Panzo n’est pas dupe. Lorsqu’il enregistre les résultats à l’étranger, suit les records battus, voit même la progression de la plupart des Français, il sait bien que le retard accumulé ne se refait pas en un claquement de doigts.
« Actuellement, à l’entraînement je cours sur mes qualités naturelles, sur mon acquis. Mais je ressens rien de vraiment excitant. Déjà que j’ai besoin de grosses bases physiques pour l’hiver, avec tous mes ennuis, j’avais dû retarder ma reprise pour cette saison. Or, avant les Championnats de la Martinique je me suis fait une entorse, rappelle Panzo. Le peu d’entraînement que j’avais a été remis en question.
Et puis, arrivé en France, voilà qu’on découvre des complications au genou. Les soins ont pris encore plus de temps. Dans ma tête, j’espérais arriver au moins à quatre mois d’entraînement ce qui est peu, me voilà aujourd’hui avec quelques semaines seulement. »

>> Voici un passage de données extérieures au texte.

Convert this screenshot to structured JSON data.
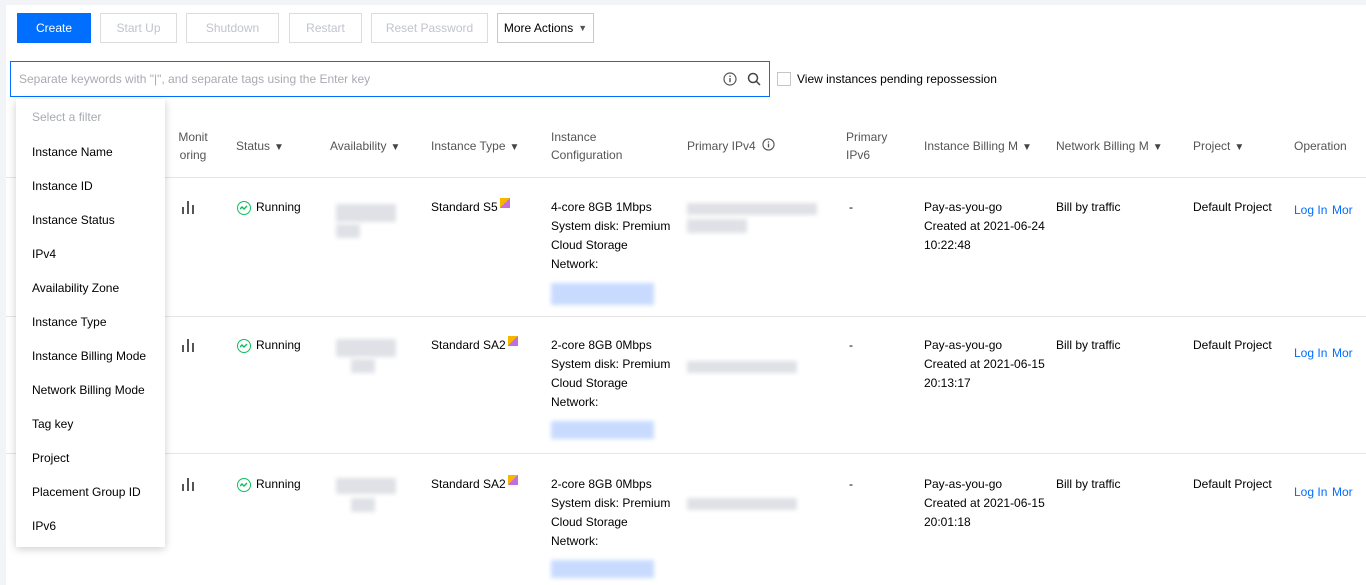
{
  "toolbar": {
    "create": "Create",
    "start_up": "Start Up",
    "shutdown": "Shutdown",
    "restart": "Restart",
    "reset_password": "Reset Password",
    "more_actions": "More Actions"
  },
  "search": {
    "placeholder": "Separate keywords with \"|\", and separate tags using the Enter key",
    "info_icon": "info-circle-icon",
    "search_icon": "magnifier-icon"
  },
  "repossession": {
    "label": "View instances pending repossession",
    "checked": false
  },
  "table": {
    "headers": {
      "monitoring_1": "Monit",
      "monitoring_2": "oring",
      "status": "Status",
      "availability": "Availability",
      "instance_type": "Instance Type",
      "config_1": "Instance",
      "config_2": "Configuration",
      "ipv4": "Primary IPv4",
      "ipv6_1": "Primary",
      "ipv6_2": "IPv6",
      "billing": "Instance Billing M",
      "network_billing": "Network Billing M",
      "project": "Project",
      "operation": "Operation"
    },
    "rows": [
      {
        "status": "Running",
        "instance_type": "Standard S5",
        "config": [
          "4-core 8GB 1Mbps",
          "System disk: Premium",
          "Cloud Storage",
          "Network:"
        ],
        "ipv6": "-",
        "billing": [
          "Pay-as-you-go",
          "Created at 2021-06-24",
          "10:22:48"
        ],
        "network_billing": "Bill by traffic",
        "project": "Default Project",
        "op_login": "Log In",
        "op_more": "Mor"
      },
      {
        "status": "Running",
        "instance_type": "Standard SA2",
        "config": [
          "2-core 8GB 0Mbps",
          "System disk: Premium",
          "Cloud Storage",
          "Network:"
        ],
        "ipv6": "-",
        "billing": [
          "Pay-as-you-go",
          "Created at 2021-06-15",
          "20:13:17"
        ],
        "network_billing": "Bill by traffic",
        "project": "Default Project",
        "op_login": "Log In",
        "op_more": "Mor"
      },
      {
        "status": "Running",
        "instance_type": "Standard SA2",
        "config": [
          "2-core 8GB 0Mbps",
          "System disk: Premium",
          "Cloud Storage",
          "Network:"
        ],
        "ipv6": "-",
        "billing": [
          "Pay-as-you-go",
          "Created at 2021-06-15",
          "20:01:18"
        ],
        "network_billing": "Bill by traffic",
        "project": "Default Project",
        "op_login": "Log In",
        "op_more": "Mor"
      }
    ]
  },
  "filter_dropdown": {
    "hint": "Select a filter",
    "items": [
      "Instance Name",
      "Instance ID",
      "Instance Status",
      "IPv4",
      "Availability Zone",
      "Instance Type",
      "Instance Billing Mode",
      "Network Billing Mode",
      "Tag key",
      "Project",
      "Placement Group ID",
      "IPv6"
    ]
  },
  "colors": {
    "primary": "#006eff",
    "success": "#0abf5b"
  }
}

Hermann Panzo avait choisi comme objectif, avant les Championnats du monde d’Helsinki, le meeting de Nice, qui précédait les Championnats de France de Bordeaux. Or voilà que Nice se trouve quasiment écarté « Je vais prévenir l’organisateur. Je ne peux décemment pas me présenter sur ma forme actuelle… » Alors que les Championnats de France apparaissent d’ores et déjà comme un ultime pari, dans la seule perspective du relais aux Championnats du monde. « J’ai besoin de retrouver de rythme, assure Hermann Panzo. Actuellement, j’en manque cruellement ; je verrai après Bordeaux et les Championnats de France, mais il faudra que j’assure un temps minimal pour espérer être compétitif, même en relais… » Panzo, Lucide, n’attend pas grand-chose de la saison en cours.
Les J.O en tête
En revanche, il a suivi de près les exploits américains en sprint. « Normal que Lewis et Smith réussissent des temps canons, assure-t-il. Ils sont ambitieux, et bénéficient d’un système, aux Etats-Unis, qui les met en compétition avec d’autres sprinters, très fort, régulièrement.

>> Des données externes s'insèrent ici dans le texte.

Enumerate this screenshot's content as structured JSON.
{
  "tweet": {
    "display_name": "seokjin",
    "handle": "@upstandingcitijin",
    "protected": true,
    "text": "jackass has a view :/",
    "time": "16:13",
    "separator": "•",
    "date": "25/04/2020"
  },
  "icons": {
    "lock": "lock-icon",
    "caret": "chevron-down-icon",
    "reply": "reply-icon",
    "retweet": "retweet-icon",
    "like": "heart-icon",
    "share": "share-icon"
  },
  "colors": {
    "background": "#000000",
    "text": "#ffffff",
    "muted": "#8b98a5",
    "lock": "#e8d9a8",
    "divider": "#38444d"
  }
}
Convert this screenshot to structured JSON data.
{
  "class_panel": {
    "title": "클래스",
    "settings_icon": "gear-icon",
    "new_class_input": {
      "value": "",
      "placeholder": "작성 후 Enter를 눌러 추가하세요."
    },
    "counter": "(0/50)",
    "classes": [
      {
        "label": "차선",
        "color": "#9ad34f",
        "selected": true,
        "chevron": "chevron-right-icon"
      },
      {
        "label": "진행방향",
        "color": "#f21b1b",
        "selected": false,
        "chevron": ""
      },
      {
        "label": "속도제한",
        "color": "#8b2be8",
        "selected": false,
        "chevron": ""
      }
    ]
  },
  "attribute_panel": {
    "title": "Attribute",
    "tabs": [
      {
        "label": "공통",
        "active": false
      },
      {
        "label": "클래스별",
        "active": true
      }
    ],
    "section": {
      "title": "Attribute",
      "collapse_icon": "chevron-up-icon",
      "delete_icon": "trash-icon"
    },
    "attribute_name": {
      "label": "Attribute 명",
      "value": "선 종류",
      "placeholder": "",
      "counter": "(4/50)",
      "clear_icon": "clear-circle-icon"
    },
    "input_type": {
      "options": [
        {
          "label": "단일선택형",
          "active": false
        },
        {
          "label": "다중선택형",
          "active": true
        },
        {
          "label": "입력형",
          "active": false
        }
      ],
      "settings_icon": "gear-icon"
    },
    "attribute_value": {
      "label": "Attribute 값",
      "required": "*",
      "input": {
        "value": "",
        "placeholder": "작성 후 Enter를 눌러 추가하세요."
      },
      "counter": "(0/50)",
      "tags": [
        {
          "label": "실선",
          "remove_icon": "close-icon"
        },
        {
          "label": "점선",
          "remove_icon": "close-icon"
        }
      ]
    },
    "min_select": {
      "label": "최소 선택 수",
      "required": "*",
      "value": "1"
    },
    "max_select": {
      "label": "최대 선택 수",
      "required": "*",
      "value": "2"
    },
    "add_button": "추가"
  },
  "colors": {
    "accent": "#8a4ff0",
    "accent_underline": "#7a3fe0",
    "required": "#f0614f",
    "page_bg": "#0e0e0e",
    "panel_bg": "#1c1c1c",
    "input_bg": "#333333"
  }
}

Moi, ce qui me surprendrait, c’est l’inverse. Qu’il n’y ait pas de bons sprinters aux Etats-Unis.
Regardez, en France, les garçons se résignent vite. Depuis un an, je ne cours plus. Une bonne occasion de se mettre en valeur pour d’autres. Excepté Lomba et Morinière, qui s’entraînent aux Antilles, pas une perf notable. »
Panzo dit aussi : « Je suis venu à l’athlétisme par hasard, je préférais le football, mais j’ai toujours aimé me battre sur une piste. C’est quand même la motivation première. Voilà pourquoi je n’abdique pas à vingt-cinq ans. Les JO de Los Angeles, j’espère y participer. Après, j’arrête. »
Panzo, à vingt-six ans, sera-t-il en mesure de réussir un joli coup à Los Angeles ? Lui, répond : « Pendant deux ans, je ne me serais pas frotté aux meilleurs. Ce n’est pas l’idéal. Mais si, l’hiver prochain, je ne peux m’entraîner normalement, j’espère au moins retrouver mes sensations de Moscou. » D’ici là, les Championnats du monde d’Helsinki auront peut-être creusé encore un peu plus le fossé. « Je ne suis pas du genre à me plaindre, insiste Panzo. S’il y a du monde devant moi dans une course, c’est que ce jour-là je suis moins fort. En revanche, je dirais qu’il serait temps qu’en Martinique un effort soit fait pour aménager un autre stade que celui que nous possédons à Fort-de-France. Il suffit de regarder les résultats des jeunes Antillais, aux Championnats des Jeunes, pour comprendre qu’une bonne génération d’athlètes est en train de naître. »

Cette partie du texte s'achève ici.